Pre-draft measurables
| Height | Weight | Arm length | Hand span | Wingspan | 40-yard dash | 10-yard split | 20-yard split | 20-yard shuttle | Three-cone drill | Vertical jump | Broad jump | Bench press |
| 6 ft 7+1⁄4 in (2.01 m) | 323 lb (147 kg) | 34 in (0.86 m) | 10+7⁄8 in (0.28 m) | 6 ft 10+3⁄4 in (2.10 m) | 5.40 s | 1.83 s | 3.13 s | 4.95 s | 7.94 s | 28.5 in (0.72 m) | 8 ft 4 in (2.54 m) | 21 reps |
All values from NFL Combine/Pro Day

===Pittsburgh Steelers===
On May 8, 2012, the Steelers signed Adams to a four-year, $3.54 million contract with a signing bonus of $1.01 million and $1.01 million guaranteed. Adams played in his first game on September 9, 2012, against the Denver Broncos. On October 21, 2012, he received his first start in a 24–17 victory over the Cincinnati Bengals. He then started the next 5 games. He finished his rookie season with 6 starts in 10 games.

On September 8, 2013, Adams started the Steelers' season opener against the Tennessee Titans.
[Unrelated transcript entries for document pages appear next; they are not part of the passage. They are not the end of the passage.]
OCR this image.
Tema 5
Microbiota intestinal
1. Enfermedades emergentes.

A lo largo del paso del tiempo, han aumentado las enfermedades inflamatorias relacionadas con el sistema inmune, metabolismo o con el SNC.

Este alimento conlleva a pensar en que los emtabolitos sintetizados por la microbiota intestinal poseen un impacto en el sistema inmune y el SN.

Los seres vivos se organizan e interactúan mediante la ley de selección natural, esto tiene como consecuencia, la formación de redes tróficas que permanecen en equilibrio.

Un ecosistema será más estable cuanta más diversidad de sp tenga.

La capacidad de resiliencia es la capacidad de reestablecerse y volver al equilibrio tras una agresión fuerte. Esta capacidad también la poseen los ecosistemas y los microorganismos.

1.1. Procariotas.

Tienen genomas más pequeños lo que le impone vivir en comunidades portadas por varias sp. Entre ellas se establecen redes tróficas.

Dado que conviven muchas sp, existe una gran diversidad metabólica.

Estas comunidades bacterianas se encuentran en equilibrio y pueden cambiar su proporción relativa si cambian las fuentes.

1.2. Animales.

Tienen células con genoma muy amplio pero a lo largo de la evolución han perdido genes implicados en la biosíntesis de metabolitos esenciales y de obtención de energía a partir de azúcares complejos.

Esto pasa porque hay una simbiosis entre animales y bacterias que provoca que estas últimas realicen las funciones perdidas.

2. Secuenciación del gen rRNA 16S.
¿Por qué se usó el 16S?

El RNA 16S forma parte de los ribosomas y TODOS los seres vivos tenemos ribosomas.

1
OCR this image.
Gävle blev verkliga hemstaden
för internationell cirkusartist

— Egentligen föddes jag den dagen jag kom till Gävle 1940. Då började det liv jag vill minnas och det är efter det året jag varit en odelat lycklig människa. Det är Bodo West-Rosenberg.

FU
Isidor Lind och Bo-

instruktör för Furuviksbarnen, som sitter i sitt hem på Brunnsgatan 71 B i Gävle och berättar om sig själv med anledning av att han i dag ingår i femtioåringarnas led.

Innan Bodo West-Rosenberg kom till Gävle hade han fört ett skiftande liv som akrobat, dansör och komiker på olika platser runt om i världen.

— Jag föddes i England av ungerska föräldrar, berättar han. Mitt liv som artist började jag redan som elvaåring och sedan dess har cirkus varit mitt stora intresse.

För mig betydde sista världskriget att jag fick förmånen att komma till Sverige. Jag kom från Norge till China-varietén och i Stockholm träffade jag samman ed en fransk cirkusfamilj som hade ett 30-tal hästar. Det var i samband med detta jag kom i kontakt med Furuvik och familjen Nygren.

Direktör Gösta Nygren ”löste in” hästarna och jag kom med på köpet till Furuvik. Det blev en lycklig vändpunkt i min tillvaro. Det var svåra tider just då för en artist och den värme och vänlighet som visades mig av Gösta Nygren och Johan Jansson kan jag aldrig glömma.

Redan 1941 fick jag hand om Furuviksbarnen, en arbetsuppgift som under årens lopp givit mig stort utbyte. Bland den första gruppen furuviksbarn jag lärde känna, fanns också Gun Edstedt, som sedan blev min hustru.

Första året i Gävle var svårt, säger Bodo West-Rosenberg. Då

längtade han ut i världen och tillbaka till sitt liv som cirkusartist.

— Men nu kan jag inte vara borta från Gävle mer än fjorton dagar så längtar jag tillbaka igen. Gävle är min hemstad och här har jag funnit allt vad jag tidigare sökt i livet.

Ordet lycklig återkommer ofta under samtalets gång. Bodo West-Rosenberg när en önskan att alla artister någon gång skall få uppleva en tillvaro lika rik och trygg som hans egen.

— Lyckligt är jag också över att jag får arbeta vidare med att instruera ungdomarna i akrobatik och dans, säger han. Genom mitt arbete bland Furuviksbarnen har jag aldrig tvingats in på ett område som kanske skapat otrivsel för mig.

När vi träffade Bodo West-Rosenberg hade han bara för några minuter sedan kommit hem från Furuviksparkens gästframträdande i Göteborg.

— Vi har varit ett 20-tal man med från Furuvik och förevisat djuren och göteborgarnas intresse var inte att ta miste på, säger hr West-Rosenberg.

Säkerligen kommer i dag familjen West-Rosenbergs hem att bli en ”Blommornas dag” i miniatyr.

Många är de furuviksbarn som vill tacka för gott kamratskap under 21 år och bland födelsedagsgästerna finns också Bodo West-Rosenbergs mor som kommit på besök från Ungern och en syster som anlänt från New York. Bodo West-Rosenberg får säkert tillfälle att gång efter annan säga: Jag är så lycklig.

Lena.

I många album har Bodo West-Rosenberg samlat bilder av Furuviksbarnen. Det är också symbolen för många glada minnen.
After four consecutive starts to begin the season, he was benched due to ineffective play. He finished his second season with 10 starts in 15 games.

After beginning his third season as a back-up, Adams received his first start of the year on October 26, 2014, in a 51–34 win over the Indianapolis Colts. He would not return to his starting role until Week 13. During his third season he started 4 times in 16 games.

In early June 2015, Adams was placed on the physically unable to play list before training camp in order to recuperate from back surgery.

On May 5, 2016, Adams was released after failing a physical, ending his tumultuous career with the team.

===Chicago Bears===
Adams signed with the Chicago Bears on August 10, 2016. He played in 12 games with one start in 2016 before suffering a back injury and was placed on injured reserve on December 12, 2016.

==Personal life==
Adams was stabbed in an apparent robbery attempt in the early morning hours of June 1, 2013 in Pittsburgh, Pennsylvania. He was hospitalized and made a full recovery.